Second, and of equal importance, the skills gap is seeing a huge amount of domain knowledge and experience retiring from the workforce each year. Digitalisation holds a unique power to retain a very useful slice of knowledge and to help retirees share it with young people in the business through technologies such as extended reality (xR) and associated, data enabled communications tools. This is something we have directly experienced in our own award-winning UK smart factories, where the introduction of augmented reality and digital twin technologies has enabled us to empower decision making on the shop floor and has played a vital role in helping to drive the structural and cultural changes that are central to successful digital transformation.

Digitalisation and productivity

The other “ill”, the productivity puzzle, has a more obvious link to digitalisation, but it does bear considering where the UK, ranked the ninth-biggest manufacturing nation on the planet, sits in terms of robotisation (24th). Despite the rapid growth of robotisation here, we are not yet keeping pace with growth elsewhere, let alone making comparative progress. This, to me, suggests a huge existing potential for the UK to become much more productive if the digital infrastructure that robotisation and automation required is brought to bear.
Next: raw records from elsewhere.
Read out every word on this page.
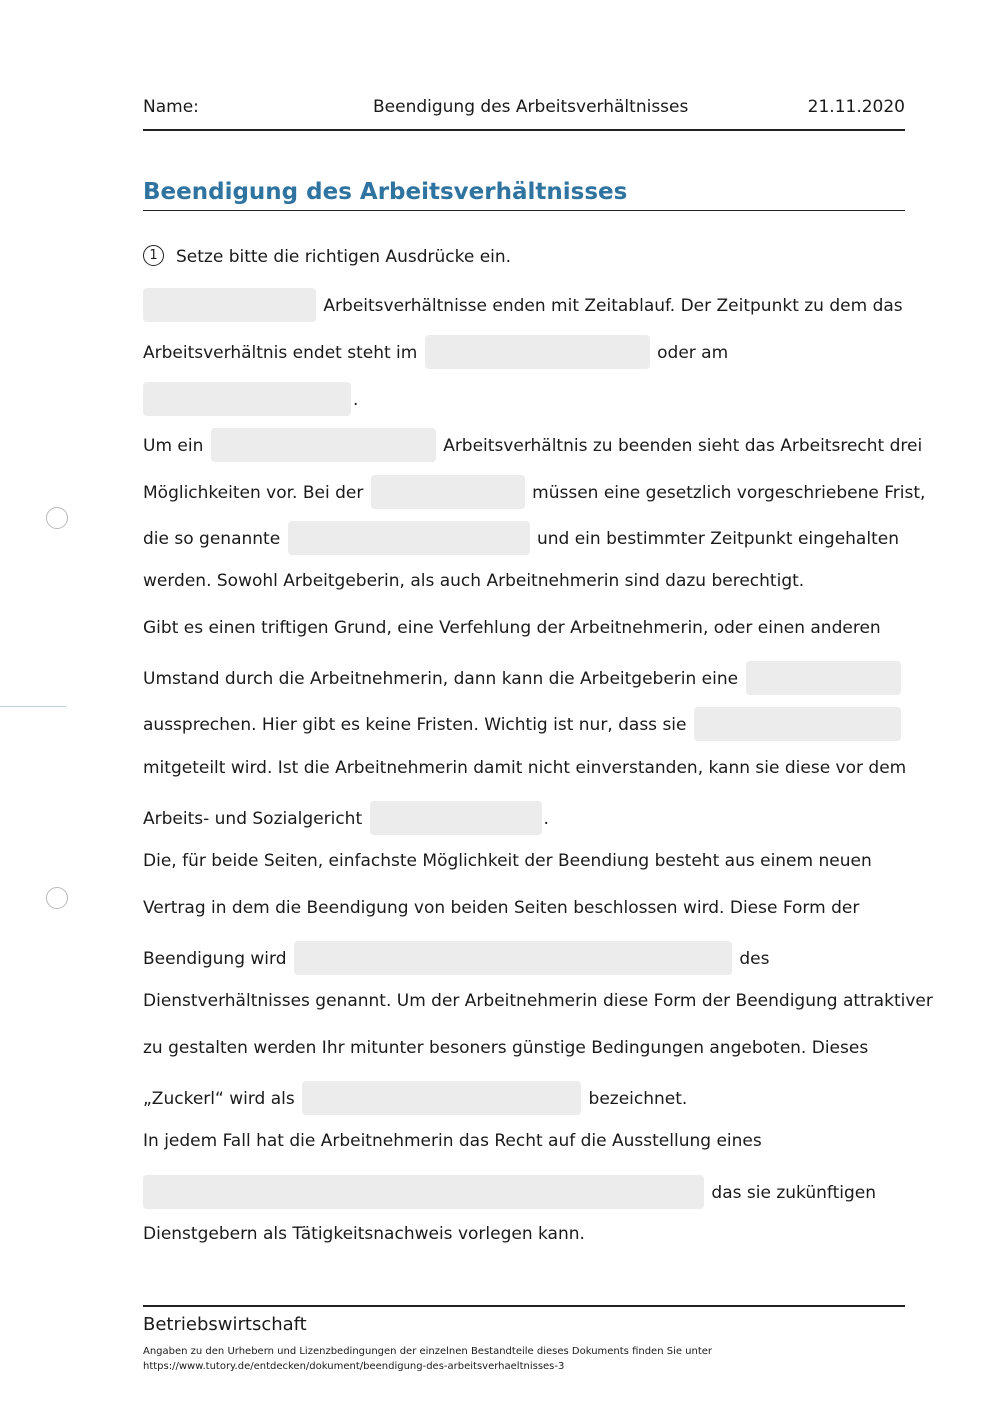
Name:	Beendigung des Arbeitsverhältnisses	21.11.2020
Beendigung des Arbeitsverhältnisses
1 Setze bitte die richtigen Ausdrücke ein.
Arbeitsverhältnisse enden mit Zeitablauf. Der Zeitpunkt zu dem das
Arbeitsverhältnis endet steht im	oder am
.
Um ein	Arbeitsverhältnis zu beenden sieht das Arbeitsrecht drei
Möglichkeiten vor. Bei der	müssen eine gesetzlich vorgeschriebene Frist,
die so genannte	und ein bestimmter Zeitpunkt eingehalten
werden. Sowohl Arbeitgeberin, als auch Arbeitnehmerin sind dazu berechtigt.
Gibt es einen triftigen Grund, eine Verfehlung der Arbeitnehmerin, oder einen anderen
Umstand durch die Arbeitnehmerin, dann kann die Arbeitgeberin eine
aussprechen. Hier gibt es keine Fristen. Wichtig ist nur, dass sie
mitgeteilt wird. Ist die Arbeitnehmerin damit nicht einverstanden, kann sie diese vor dem
Arbeits- und Sozialgericht	.
Die, für beide Seiten, einfachste Möglichkeit der Beendiung besteht aus einem neuen
Vertrag in dem die Beendigung von beiden Seiten beschlossen wird. Diese Form der
Beendigung wird	des
Dienstverhältnisses genannt. Um der Arbeitnehmerin diese Form der Beendigung attraktiver
zu gestalten werden Ihr mitunter besoners günstige Bedingungen angeboten. Dieses
„Zuckerl“ wird als	bezeichnet.
In jedem Fall hat die Arbeitnehmerin das Recht auf die Ausstellung eines
das sie zukünftigen
Dienstgebern als Tätigkeitsnachweis vorlegen kann.
Betriebswirtschaft
Angaben zu den Urhebern und Lizenzbedingungen der einzelnen Bestandteile dieses Dokuments finden Sie unter
https://www.tutory.de/entdecken/dokument/beendigung-des-arbeitsverhaeltnisses-3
Put simply, we need to up our digitalisation game.

The how

In the world of digital transformation – the process of digitalising your business to harness the power of data to transform it for the better – there are many people and organisations who will tell you what you need to do. Most of them, most of the time, are right, for two reasons.

First, it is vital to the future of your business to digitalise and those telling you how (technology vendors such as us at Schneider Electric, industry bodies, trade associations, governments and so on) are likely to be in a position to help in some way. Second because there’s no single magic-bullet method, just as there are many ways to be “right”.

In fact, the best way for your company is as unique as your business. Your journey will likely need input from various suppliers of IT, software, hardware and machinery and your systems integrator, as well as a lot of buy-in from inside your organisation and, potentially, your supply chain.

It’s all quite simple, but it is far from easy. We know, because digitalisation is a journey we are on with our own manufacturing sites and we live the change first hand. We meet and overcome the hurdles for ourselves and use what we’ve learned, together with what we learn helping our customers, to shape our offering, industrial automation technology and software, right through to opportunity, training and talent acquisition.

UK and Ireland industrial companies keen to survive and thrive must digitalise. Mend and make-do won’t cut it. The tide is turning, the opportunity is immense and the time is now. I find that very exciting.